Per R.R. deVries (Rob_DeVries@cpr.ca)
The RMS5 (Rail Maintenance System) is the former RMS14 completly rebuilt. This machine represents the latest in rail grinding evolution in North America today. It has two sister trains, the RMS4, and RMS6, with a RMS7 rollout in October of this year. The RMS5 began service on CPR at Portal, North Dakota on October 24th, 1997
Switch & Crossing Grinders HTT - T-805
They are used to grind switches and crossing. The big production grinders can't grind these. They just pick up their stones and skip over the spots. The smaller grinders grind at a slower speed, and have the ability to miss the crossing material, as well as guard rails, frogs, etc. in the turnouts while still grinding the rail.

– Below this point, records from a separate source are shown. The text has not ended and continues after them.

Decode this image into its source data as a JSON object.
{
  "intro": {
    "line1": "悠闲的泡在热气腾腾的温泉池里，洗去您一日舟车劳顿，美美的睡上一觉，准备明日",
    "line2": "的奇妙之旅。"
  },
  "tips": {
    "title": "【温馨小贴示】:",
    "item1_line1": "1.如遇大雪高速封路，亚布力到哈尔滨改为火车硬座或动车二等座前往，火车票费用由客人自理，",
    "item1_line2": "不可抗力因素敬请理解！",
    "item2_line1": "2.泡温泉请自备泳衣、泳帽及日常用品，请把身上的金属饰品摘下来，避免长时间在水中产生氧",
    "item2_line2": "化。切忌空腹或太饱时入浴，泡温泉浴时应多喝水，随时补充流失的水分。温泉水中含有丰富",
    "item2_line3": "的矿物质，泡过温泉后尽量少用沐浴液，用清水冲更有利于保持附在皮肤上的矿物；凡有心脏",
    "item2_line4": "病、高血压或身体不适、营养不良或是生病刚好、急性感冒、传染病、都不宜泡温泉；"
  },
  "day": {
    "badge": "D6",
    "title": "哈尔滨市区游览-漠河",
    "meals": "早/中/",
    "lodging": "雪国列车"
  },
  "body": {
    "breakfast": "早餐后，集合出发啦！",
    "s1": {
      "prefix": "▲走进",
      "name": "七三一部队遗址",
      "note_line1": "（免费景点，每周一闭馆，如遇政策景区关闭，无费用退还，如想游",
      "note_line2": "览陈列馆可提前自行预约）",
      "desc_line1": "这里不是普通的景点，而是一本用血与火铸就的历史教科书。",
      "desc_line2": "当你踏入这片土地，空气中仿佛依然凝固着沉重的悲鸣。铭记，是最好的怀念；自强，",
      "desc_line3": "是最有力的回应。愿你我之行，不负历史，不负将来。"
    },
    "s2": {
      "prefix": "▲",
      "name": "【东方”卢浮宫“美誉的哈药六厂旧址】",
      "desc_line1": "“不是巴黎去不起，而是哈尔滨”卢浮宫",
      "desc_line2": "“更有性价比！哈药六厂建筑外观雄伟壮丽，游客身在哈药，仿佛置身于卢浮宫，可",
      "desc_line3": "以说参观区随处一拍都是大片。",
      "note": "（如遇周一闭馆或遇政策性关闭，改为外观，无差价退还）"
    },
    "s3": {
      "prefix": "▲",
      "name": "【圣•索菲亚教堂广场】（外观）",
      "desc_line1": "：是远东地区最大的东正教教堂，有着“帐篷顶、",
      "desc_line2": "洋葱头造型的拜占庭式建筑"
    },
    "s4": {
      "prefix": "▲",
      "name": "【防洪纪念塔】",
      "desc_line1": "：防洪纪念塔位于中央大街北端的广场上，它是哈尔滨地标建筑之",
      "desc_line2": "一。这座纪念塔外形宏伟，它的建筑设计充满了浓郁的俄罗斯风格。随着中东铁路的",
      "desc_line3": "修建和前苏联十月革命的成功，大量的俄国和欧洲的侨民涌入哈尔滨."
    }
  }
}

Rail Inspection/Geometry Cars
Amtraks track geometry car operates at track speed. On the NEC it is regularly used on scheduled Metroliners. It measures gauge, crosslevel,warp,alignment, etc. It also does curve analysis so the track supervisor can determine the condition of the curves in his/her territory. The car is also equipped with an accelerometer, used to grade ride quality. Info from this is used to locate areas which may possibly meet all FRA track safety standards but yet give a sloppy ride. This info, of course, is more important to passenger carrying lines than freight. Each run is recorded and video-taped. A separate video is also made up top, on the roof, to follow the alignment of the trolley wire in the catenary, on electrified territory.